WASHINGTON: The Government Accountability Office has some rare good news on Pentagon procurement. Not only did the chronically critical congressional watchdog find no major flaws in how the Defense Department has been using Other Transactions Authority (OTA): GAO found that one of the most promising uses of OTA contracts, rapidly prototyping innovative technologies, had increased by a stunning 164 percent in just two years.

From 2016 to 2018, GAO reports, “obligations made on prototype other transactions nearly tripled from $1.4 billion to $3.7 billion.”

(“Obligations” refers to money the government commits itself to paying a specific party, which often occurs long after Congress has authorized and appropriated the funding. “Outlays” are money the government has actually spent.)

Will Roper

Pentagon reformers have embraced OTA contracting as a way to bypass the traditional bureaucracy that makes the Pentagon a difficult place to do business with — especially for the new, small, innovative companies whose technology the military wants but which lack the experience or overhead to handle the regulations. Will Roper, the head of Air Force acquisition, is the most prominent user and evangelist of OTA contracts, but the Navy and Army are also increasingly interested. Congress has passed several bouts of legislation to encourage the Pentagon to do more prototyping and to use a wider range of contracting techniques, all in order to buy weapons more quickly and close the gap between the pace of commercial innovation and the lumbering military.

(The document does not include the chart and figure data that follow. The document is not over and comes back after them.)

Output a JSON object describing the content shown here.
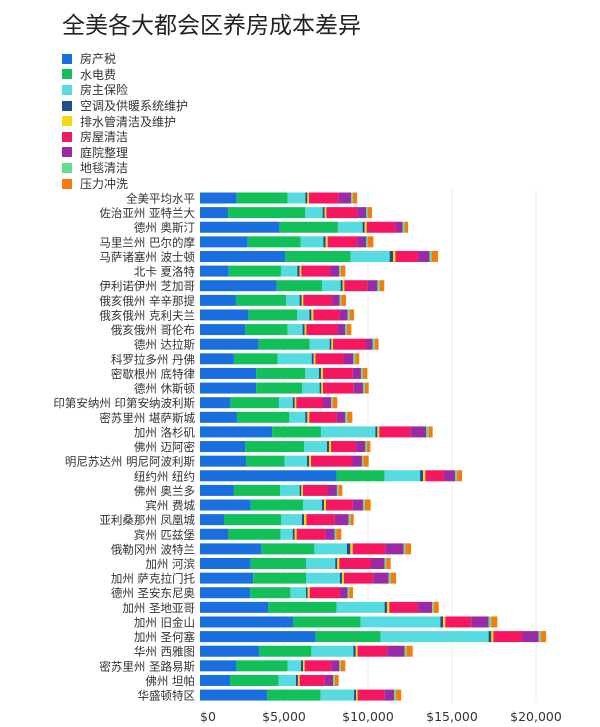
{
  "chart_data": {
    "type": "bar",
    "orientation": "horizontal",
    "stacked": true,
    "title": "全美各大都会区养房成本差异",
    "xlabel": "",
    "ylabel": "",
    "xlim": [
      0,
      21000
    ],
    "x_ticks": [
      "$0",
      "$5,000",
      "$10,000",
      "$15,000",
      "$20,000"
    ],
    "x_tick_values": [
      0,
      5000,
      10000,
      15000,
      20000
    ],
    "grid": "vertical",
    "legend_position": "top-left",
    "categories": [
      "全美平均水平",
      "佐治亚州 亚特兰大",
      "德州 奥斯汀",
      "马里兰州 巴尔的摩",
      "马萨诸塞州 波士顿",
      "北卡 夏洛特",
      "伊利诺伊州 芝加哥",
      "俄亥俄州 辛辛那提",
      "俄亥俄州 克利夫兰",
      "俄亥俄州 哥伦布",
      "德州 达拉斯",
      "科罗拉多州 丹佛",
      "密歇根州 底特律",
      "德州 休斯顿",
      "印第安纳州 印第安纳波利斯",
      "密苏里州 堪萨斯城",
      "加州 洛杉矶",
      "佛州 迈阿密",
      "明尼苏达州 明尼阿波利斯",
      "纽约州 纽约",
      "佛州 奥兰多",
      "宾州 费城",
      "亚利桑那州 凤凰城",
      "宾州 匹兹堡",
      "俄勒冈州 波特兰",
      "加州 河滨",
      "加州 萨克拉门托",
      "德州 圣安东尼奥",
      "加州 圣地亚哥",
      "加州 旧金山",
      "加州 圣何塞",
      "华州 西雅图",
      "密苏里州 圣路易斯",
      "佛州 坦帕",
      "华盛顿特区"
    ],
    "series": [
      {
        "name": "房产税",
        "color": "#1a6fdf",
        "values": [
          2180,
          1670,
          4740,
          2840,
          5080,
          1710,
          4560,
          2140,
          2900,
          2700,
          3490,
          2020,
          3350,
          3350,
          1810,
          2200,
          4290,
          2700,
          2740,
          8130,
          2020,
          3020,
          1430,
          1710,
          3650,
          3020,
          3170,
          2980,
          4050,
          5560,
          6880,
          3530,
          2180,
          1790,
          4010
        ]
      },
      {
        "name": "水电费",
        "color": "#12c05a",
        "values": [
          3040,
          4600,
          3470,
          3150,
          3890,
          3110,
          2700,
          2980,
          2890,
          2520,
          3040,
          2600,
          2920,
          2740,
          2890,
          3120,
          2910,
          3490,
          2300,
          2860,
          2760,
          3110,
          3410,
          3090,
          3160,
          3290,
          3140,
          2400,
          4080,
          4000,
          3870,
          3100,
          3040,
          2890,
          3170
        ]
      },
      {
        "name": "房主保险",
        "color": "#55dbe0",
        "values": [
          1050,
          1030,
          1470,
          1350,
          2320,
          970,
          1110,
          810,
          720,
          890,
          1190,
          2030,
          810,
          1030,
          820,
          950,
          3240,
          1370,
          1330,
          2110,
          1150,
          1130,
          1230,
          720,
          1940,
          1740,
          2020,
          930,
          2860,
          4750,
          6430,
          2500,
          790,
          1030,
          1990
        ]
      },
      {
        "name": "空调及供暖系统维护",
        "color": "#1f4e8c",
        "values": [
          120,
          120,
          120,
          140,
          200,
          140,
          120,
          120,
          120,
          120,
          100,
          120,
          120,
          100,
          120,
          120,
          120,
          120,
          120,
          180,
          100,
          120,
          120,
          120,
          200,
          120,
          120,
          100,
          140,
          160,
          160,
          140,
          120,
          120,
          120
        ]
      },
      {
        "name": "排水管清洁及维护",
        "color": "#f5d90a",
        "values": [
          100,
          100,
          120,
          120,
          140,
          100,
          100,
          100,
          120,
          100,
          100,
          100,
          120,
          100,
          90,
          120,
          110,
          120,
          120,
          130,
          100,
          120,
          140,
          110,
          140,
          120,
          120,
          120,
          140,
          130,
          120,
          110,
          100,
          100,
          90
        ]
      },
      {
        "name": "房屋清洁",
        "color": "#f5175f",
        "values": [
          1760,
          1830,
          1710,
          1750,
          1350,
          1710,
          1370,
          1710,
          1540,
          1860,
          1960,
          1700,
          1770,
          1830,
          1590,
          1640,
          1850,
          1490,
          2440,
          1110,
          1490,
          1590,
          1690,
          1710,
          1940,
          1890,
          1750,
          1800,
          1710,
          1550,
          1710,
          1770,
          1590,
          1490,
          1590
        ]
      },
      {
        "name": "庭院整理",
        "color": "#9b2aa6",
        "values": [
          750,
          550,
          430,
          550,
          690,
          550,
          600,
          450,
          500,
          460,
          400,
          560,
          490,
          550,
          480,
          500,
          950,
          550,
          590,
          660,
          530,
          610,
          830,
          560,
          1090,
          810,
          910,
          460,
          830,
          1030,
          990,
          1030,
          470,
          500,
          580
        ]
      },
      {
        "name": "地毯清洁",
        "color": "#5fe08f",
        "values": [
          100,
          100,
          120,
          100,
          140,
          100,
          140,
          100,
          120,
          100,
          120,
          120,
          120,
          120,
          100,
          120,
          140,
          100,
          100,
          120,
          100,
          120,
          100,
          100,
          100,
          100,
          120,
          100,
          100,
          160,
          120,
          120,
          100,
          100,
          120
        ]
      },
      {
        "name": "压力冲洗",
        "color": "#f57c0a",
        "values": [
          250,
          240,
          200,
          320,
          360,
          260,
          270,
          280,
          260,
          260,
          230,
          230,
          260,
          220,
          270,
          300,
          240,
          200,
          300,
          300,
          220,
          340,
          200,
          290,
          340,
          260,
          320,
          220,
          300,
          360,
          320,
          360,
          260,
          230,
          310
        ]
      }
    ]
  }
}
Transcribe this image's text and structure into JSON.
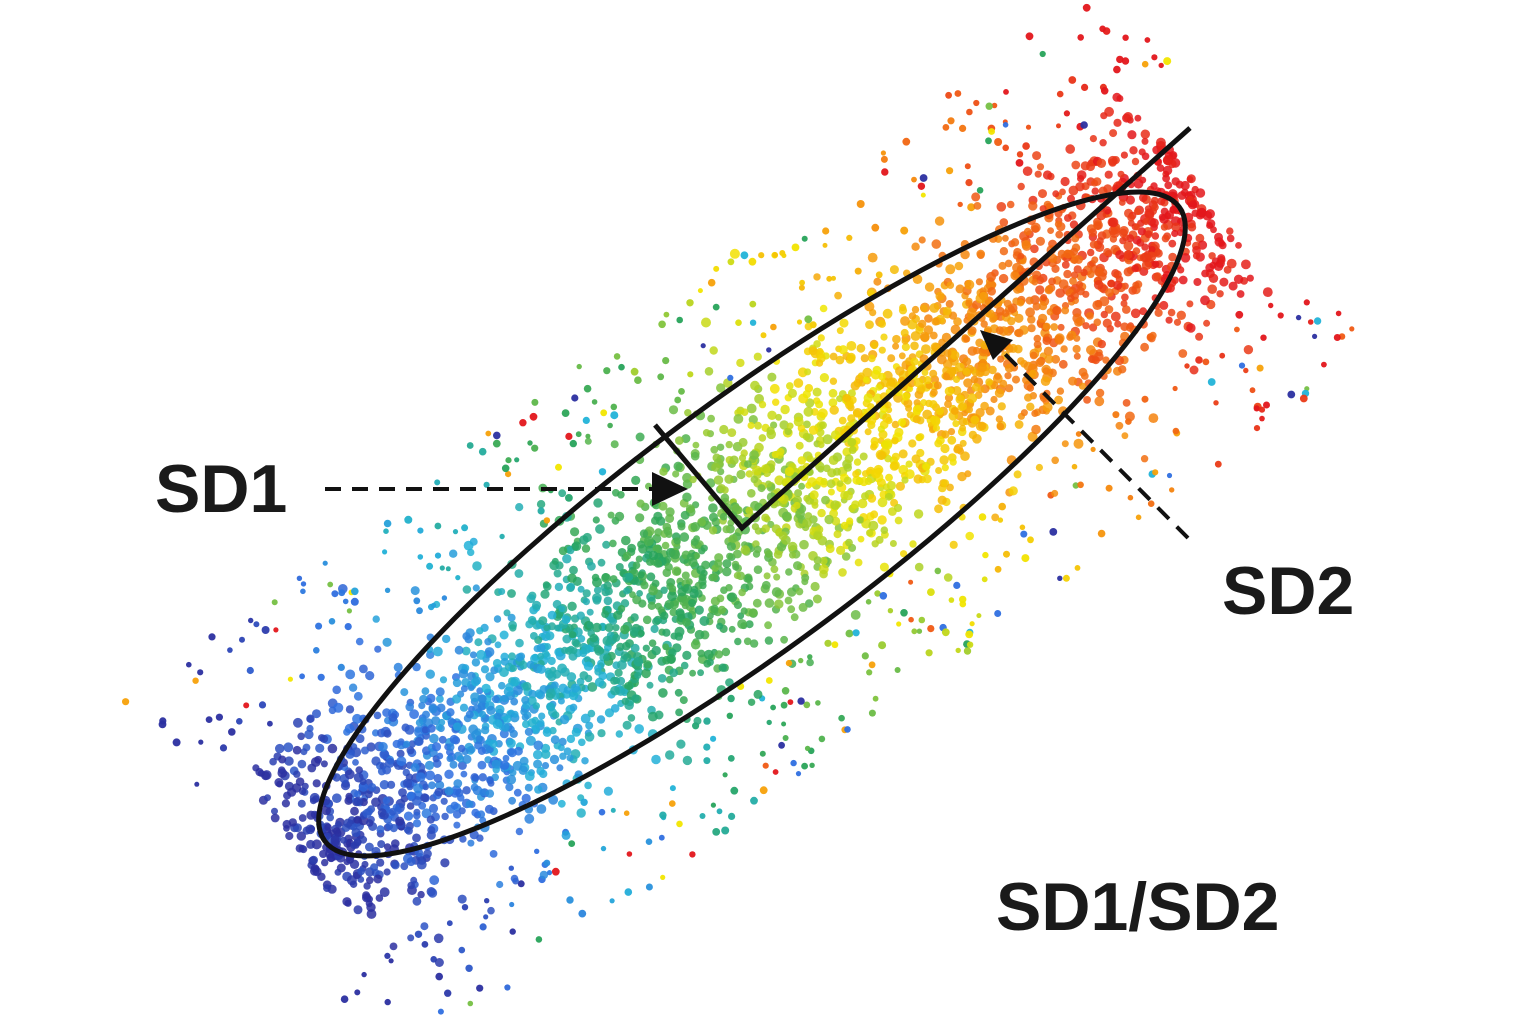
{
  "diagram": {
    "labels": {
      "sd1": "SD1",
      "sd2": "SD2",
      "ratio": "SD1/SD2"
    },
    "colors": {
      "outline": "#111111",
      "label": "#1a1a1a",
      "gradient": [
        "#2b2fa0",
        "#2f6fe0",
        "#22b3d8",
        "#27a35a",
        "#76c043",
        "#f2e600",
        "#f7a10a",
        "#f05a14",
        "#e3161b"
      ]
    },
    "icons": [
      "sd1-arrowhead-icon",
      "sd2-arrowhead-icon"
    ]
  }
}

It looks like OTAs are going to the kind of outside innovators that Congress intended:

“DoD data shows that companies that typically did not do business with DOD participated to a significant extent on 88 percent of the transactions awarded during this time,” GAO reports. “The Army awarded the most transactions; some of which were on the behalf of other DOD components that wanted to leverage transactions the Army previously awarded to meet their own components’ needs.”

So, the amount being spent on prototyping has more than doubled, and most of it’s going the right placs. That’s good. But is it good enough?

Bill Greenwalt

“Nothing Burger”?

I asked Bill Greenwalt, a longtime BD contributor, veteran SASC staffer, and former senior Pentagon official who helped write much of the legislation dealing with prototyping and other acquisition reform. He called the increase “kind of a nothing burger. Yes, it is progress, but not even close to what is necessary to bring in non-traditional innovation to compete with the Chinese.”

Why? Because while the spending has increased, it is still much smaller than, say, how much money is spent by Pentagon officials using the government purchasing card. Part of the reason this spending is still pretty tiny — by Pentagon standards — is that very little, if any, is being spent to procure and mass-produce technology, as opposed to funding handfuls of prototypes.

“That’s really the big new factor in all this: whether they will move from prototypes to larger contracts to buy a weapon system once the prototypes prove out,” Greenwalt notes. “Will it be a regular contract or an OTA?”

That’s unclear from looking at this report. Widespread use of OTAs is relatively new, which means it’s pretty early for OTA programs to have gone beyond the prototyping stage. Indeed, there have been few new major programs in the last decade, especially in the Army. But now the largest service is ramping up an ambitious modernization effort that will move 31 priority programs from prototype to production in the next decade. 

Greenwalt believes the Army contract officers at Picatinny Arsenal, who write most of the OTA contracts, are still attaching too many requirements from the Federal Acquisition Regulations (the infamous FAR). He says should trim the prototype contracts so they can issue them even more quickly. The obstacle, he argues, is a persistent reluctance among military contract officers to embrace OTA on a broad basis and to jettison decades of training and bureaucratic tradition, even in the face of broad congressional support and pressure from senior officials like Roper.

Once the prototypes being funded now make it to the stage where DARPA or a service has to award a production contract, that’ll give both policymakers and Congress a much clearer picture as to just how much the acquisition bureaucracy can embrace and effect change.